Guru Panel folks (Sid Anand, Claus Moldt, Jacob Rosenberg, Kevin Scott) tackled the big issues of how you run a large web-facing service. Sid Anand talked about what it took to move Netflix to the Amazon cloud. Much of it is covered here. The interesting comment was that they intend moving to masterless database instances. The requirement is that anything can run even if everything else fails. They want to go beyond database fail-over and have peer database instances. In fact they want to turn the Chaos Monkeys loose at the database tier. Cool idea.
But it is also one of those “told you so” moments. Netflix could let their Chaos Monkeys loose on a NuoDB (fka NimbusDB) installation and find that a) the data is always safe, and b) as long as there are two nodes running they would have a live and accessible database, obviously with some performance limits. What he was highlighting was that even with a highly cloud-targeted architecture such as Netflix is running, the database tier is behind the curve in terms of business continuity. Ping Li of Accel Partners reinforced this in a later panel when he noted that delivering elastic cloud solutions cannot be done by simply repurposing traditional inelastic database technologies. This all sounds like an ad for peer-to-peer database architecture. You heard it here first.
The other interesting thing from the panel was the discussion of solid state disks (SSD). There was consensus from a panel of people that should know that this is the next big infrastructure revolution. Several SSD vendors are at the conference and the stories are very credible. A big immediate market for SSD vendors is database acceleration. Replacing your spindle storage with SSD storage for eg a big Oracle installation gives you a machine that has many characteristics of an Oracle Exadata appliance without making an Exadata commitment. The Guru panel clearly felt that SSDs are set to substantially change their architectural thinking. For too long the performance characteristics of the spinning disk have determined how we build large systems, and at a time when data volumes and management requirements vastly exceed anything we have seen before this is a Big Deal.
The Cloud Databases Panel (Mike Miller, Razi Sharir, Jim Starkey, Barry Zane) represented NewSQL (NuoDB/NimbusDB, Xeround), NoSQL (Cloudant) and BI/Analytics (ParAccel). It also represented different delivery models (software license, DBaaS and mixed). Topics included common cloud challenges as well as elements unique to the different categories. The common requirements were elasticity and multi-tenancy. It was interesting that for technologies targeted at such different markets and usage patterns these base requirements are the same. Jim Starkey summarized the view with his comment that “Existing RDBMS just flat don’t scale. Big ramifications.”

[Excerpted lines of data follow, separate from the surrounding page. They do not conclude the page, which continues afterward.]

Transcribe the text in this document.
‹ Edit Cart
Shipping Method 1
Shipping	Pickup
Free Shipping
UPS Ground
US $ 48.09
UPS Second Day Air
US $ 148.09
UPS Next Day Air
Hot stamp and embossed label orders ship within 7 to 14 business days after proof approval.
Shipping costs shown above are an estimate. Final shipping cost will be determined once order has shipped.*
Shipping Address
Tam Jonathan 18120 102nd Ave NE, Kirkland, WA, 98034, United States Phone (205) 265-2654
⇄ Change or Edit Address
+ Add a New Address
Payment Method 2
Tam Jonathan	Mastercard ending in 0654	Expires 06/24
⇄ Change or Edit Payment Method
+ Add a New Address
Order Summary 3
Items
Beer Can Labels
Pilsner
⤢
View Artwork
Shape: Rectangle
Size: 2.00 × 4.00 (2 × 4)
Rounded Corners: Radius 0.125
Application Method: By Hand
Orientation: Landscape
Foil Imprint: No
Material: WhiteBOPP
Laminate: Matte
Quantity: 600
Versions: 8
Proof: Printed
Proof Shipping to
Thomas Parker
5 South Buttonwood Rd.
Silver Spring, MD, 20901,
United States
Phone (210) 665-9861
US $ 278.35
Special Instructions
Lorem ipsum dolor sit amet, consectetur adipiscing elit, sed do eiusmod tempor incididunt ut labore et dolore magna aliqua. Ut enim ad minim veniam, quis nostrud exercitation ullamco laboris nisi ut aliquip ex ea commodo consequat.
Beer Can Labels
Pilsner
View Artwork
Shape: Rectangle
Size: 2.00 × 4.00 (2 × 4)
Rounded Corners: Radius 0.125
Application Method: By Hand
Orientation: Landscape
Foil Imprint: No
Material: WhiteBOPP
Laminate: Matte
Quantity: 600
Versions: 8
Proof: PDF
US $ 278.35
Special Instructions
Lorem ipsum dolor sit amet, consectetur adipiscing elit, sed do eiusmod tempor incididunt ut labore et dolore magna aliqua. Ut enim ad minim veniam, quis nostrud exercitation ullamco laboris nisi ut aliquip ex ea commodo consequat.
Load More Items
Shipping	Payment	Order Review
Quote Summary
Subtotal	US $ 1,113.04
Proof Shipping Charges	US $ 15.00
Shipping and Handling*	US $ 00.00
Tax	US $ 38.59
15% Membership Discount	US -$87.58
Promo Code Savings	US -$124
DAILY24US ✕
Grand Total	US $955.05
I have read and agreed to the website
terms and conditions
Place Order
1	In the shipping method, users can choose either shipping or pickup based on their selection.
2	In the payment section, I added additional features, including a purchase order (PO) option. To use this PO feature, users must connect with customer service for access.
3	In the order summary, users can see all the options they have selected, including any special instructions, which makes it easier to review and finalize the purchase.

But there are big differences in emphasis between the panelists too, highlighted by the audience question on killer apps and target database size. Answers:
|Company||Killer App||DB Size|
|NuoDB/NimbusDB||Web Applications||Any size. For OLTP working-set size is what matters.|
|Xeround||SQL access to unstructured data||2-50GB|
|Cloudant||All of the above, plus sync to mobile.||1GB-1TB|
The hardest question was from an audience member that wanted to know how NuoDB (fka NimbusDB) can be a 100% ACID SQL database and yet scale elastically. Jim Starkey was given about 143 seconds to respond to the question, and made the only useful comment you can make in the time. He pointed out that if you define consistency in a distributed database as a requirement for a known, global state at all points in the system at all times then you have defined a synchronous distributed system. Obviously a synchronous distributed system is not going to scale.
It is the ability in NuoDB/NimbusDB to deliver a consistent view of the database to any observer on any node at any time, without actually enforcing a known, global state of the database at every moment, which allows the system to be profoundly asynchronous and thereby scalable. It also allows the system to operate as a set of collaborative peer-to-peer processes that make voluntary contributions to overall system performance.
It was a good point on which to end the panel. The big challenge in cloud databases is elasticity and multi-tenancy. It’s great to hear one of the fathers of relational databases confirm that the hardest of the database elasticity problems (the OLTP problem) can be solved if you think about it differently.